Cheaper.17
翟彧“你去别院这些天,琅琊王府没什么动静,萧若风似乎不打算退婚了。”
翟彧收敛了笑,指尖在膝头轻轻敲了敲,语气里带着几分沉凝。
翟藤月把玩着翟彧腰间玉佩上的缠枝纹,闻言嗤笑一声,眉眼间闪过一丝不屑。
翟藤月“我早知道这婚他退不了。”
她抬眸看向兄长,眼底翻涌着与她年纪不符的算计。
翟彧看着她胸有成竹的模样,无奈地摇了摇头。
翟彧“世人皆说琅琊王光风霁月,朝臣们也知晓陛下看重他。”
翟彧“盯着他的人很多,青王那边也虎视眈眈。”
翟彧“可我们的探子来报,琅琊王暗中频频扶持景玉王。”
翟彧“细细想来,他似乎并无争夺皇位的野心。”
翟藤月眯了眯眼睛,想起了那日在碉楼小筑,萧若风说他并不觊觎皇位。
当时她只当是戏言,如今想来,倒未必全是假话。
翟藤月“陛下亲自下的圣旨,翟家不能抗旨。”
翟藤月“他若想要登临帝位,我嫁给他,我们翟家自可扶持他登顶。”
翟藤月“但若妄想借我们之力助景玉王上位,萧若风,这如意算盘未免打得太过精明了些。”

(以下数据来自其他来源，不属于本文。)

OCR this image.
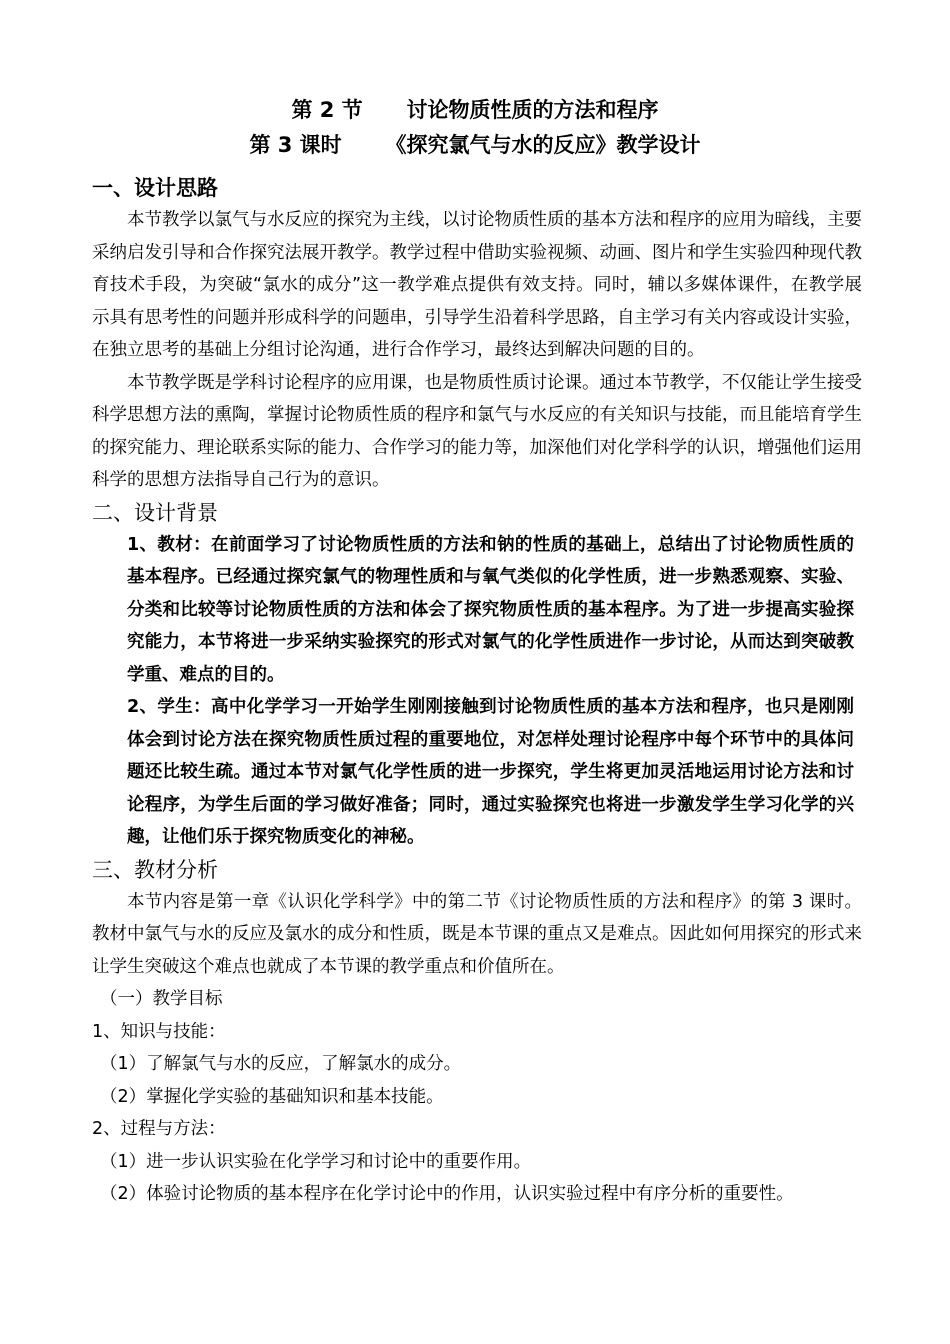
第 2 节      讨论物质性质的方法和程序
第 3 课时      《探究氯气与水的反应》教学设计
一、设计思路

本节教学以氯气与水反应的探究为主线，以讨论物质性质的基本方法和程序的应用为暗线，主要采纳启发引导和合作探究法展开教学。教学过程中借助实验视频、动画、图片和学生实验四种现代教育技术手段，为突破“氯水的成分”这一教学难点提供有效支持。同时，辅以多媒体课件，在教学展示具有思考性的问题并形成科学的问题串，引导学生沿着科学思路，自主学习有关内容或设计实验，在独立思考的基础上分组讨论沟通，进行合作学习，最终达到解决问题的目的。

本节教学既是学科讨论程序的应用课，也是物质性质讨论课。通过本节教学，不仅能让学生接受科学思想方法的熏陶，掌握讨论物质性质的程序和氯气与水反应的有关知识与技能，而且能培育学生的探究能力、理论联系实际的能力、合作学习的能力等，加深他们对化学科学的认识，增强他们运用科学的思想方法指导自己行为的意识。

二、设计背景

1、教材：在前面学习了讨论物质性质的方法和钠的性质的基础上，总结出了讨论物质性质的基本程序。已经通过探究氯气的物理性质和与氧气类似的化学性质，进一步熟悉观察、实验、分类和比较等讨论物质性质的方法和体会了探究物质性质的基本程序。为了进一步提高实验探究能力，本节将进一步采纳实验探究的形式对氯气的化学性质进作一步讨论，从而达到突破教学重、难点的目的。

2、学生：高中化学学习一开始学生刚刚接触到讨论物质性质的基本方法和程序，也只是刚刚体会到讨论方法在探究物质性质过程的重要地位，对怎样处理讨论程序中每个环节中的具体问题还比较生疏。通过本节对氯气化学性质的进一步探究，学生将更加灵活地运用讨论方法和讨论程序，为学生后面的学习做好准备；同时，通过实验探究也将进一步激发学生学习化学的兴趣，让他们乐于探究物质变化的神秘。

三、教材分析

本节内容是第一章《认识化学科学》中的第二节《讨论物质性质的方法和程序》的第 3 课时。教材中氯气与水的反应及氯水的成分和性质，既是本节课的重点又是难点。因此如何用探究的形式来让学生突破这个难点也就成了本节课的教学重点和价值所在。

（一）教学目标
1、知识与技能：
（1）了解氯气与水的反应，了解氯水的成分。
（2）掌握化学实验的基础知识和基本技能。
2、过程与方法：
（1）进一步认识实验在化学学习和讨论中的重要作用。
（2）体验讨论物质的基本程序在化学讨论中的作用，认识实验过程中有序分析的重要性。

翟家这一代的子女,不论嫡出还是庶出,都各有野心,而且,刀刃从不对内,一致对外。
这是定国公府传了百年的规矩,也是翟家能在天启城屹立不倒的根基。
翟彧身为嫡长子,肩上扛着家族兵权的重任,眼底装的是朝堂风云。
他的野心,是成为北离第一权臣。
旁支的几个弟妹,有的浸淫官场,有的扎根商路,看似各走各的路,实则暗中互通声气,将翟家的触手,悄无声息地伸到了北离的各个角落。
至于翟藤月,则是定国公府全府的掌上明珠。
翟藤月的野心,是成为北离,最尊贵的女人。
马车驶过一条长街,定国公府的朱红大门已然遥遥在望,而门侧那辆绣着琅琊王府纹章的马车,正静静停在那里,像一块投入平静湖面的石子,预示着一场避无可避的交锋。
翟藤月回定国公府不过两日,萧若风的邀约就到了,是一张烫金的请柬,邀她明日巳时同游天启城外的镜月湖。
请柬上的字迹飞扬洒脱,带着几分世家公子的疏朗,翟藤月指尖划过那“镜月湖”三个字,唇角勾起一抹玩味的笑。
应舒立在一旁,低声道:
应舒“小姐,琅琊王这是……醉翁之意不在酒吧?”
翟藤月“管他意在何处。”
翟藤月将请柬掷在桌上,眼底闪过一丝兴味。
翟藤月“左右闲着也是闲着,去会会这位不想觊觎皇位的逍遥王爷,倒也有趣。”
萧若风为什么邀请翟藤月去游湖呢?因为他对现实妥协了。
司徒雪不可能来天启,也不愿意嫁给他。
兄长萧若瑾的话还萦绕在耳边,他们,需要这一桩婚事。
他素来不喜朝堂纷争,更厌烦被当作棋子摆布,可萧氏皇族的血脉,从出生起就注定了他逃不开这些算计。
与翟藤月的婚事,是琅琊王府与定国公府的强强联手,能为他们在天启城的权力棋局上,添上一枚分量极重的砝码。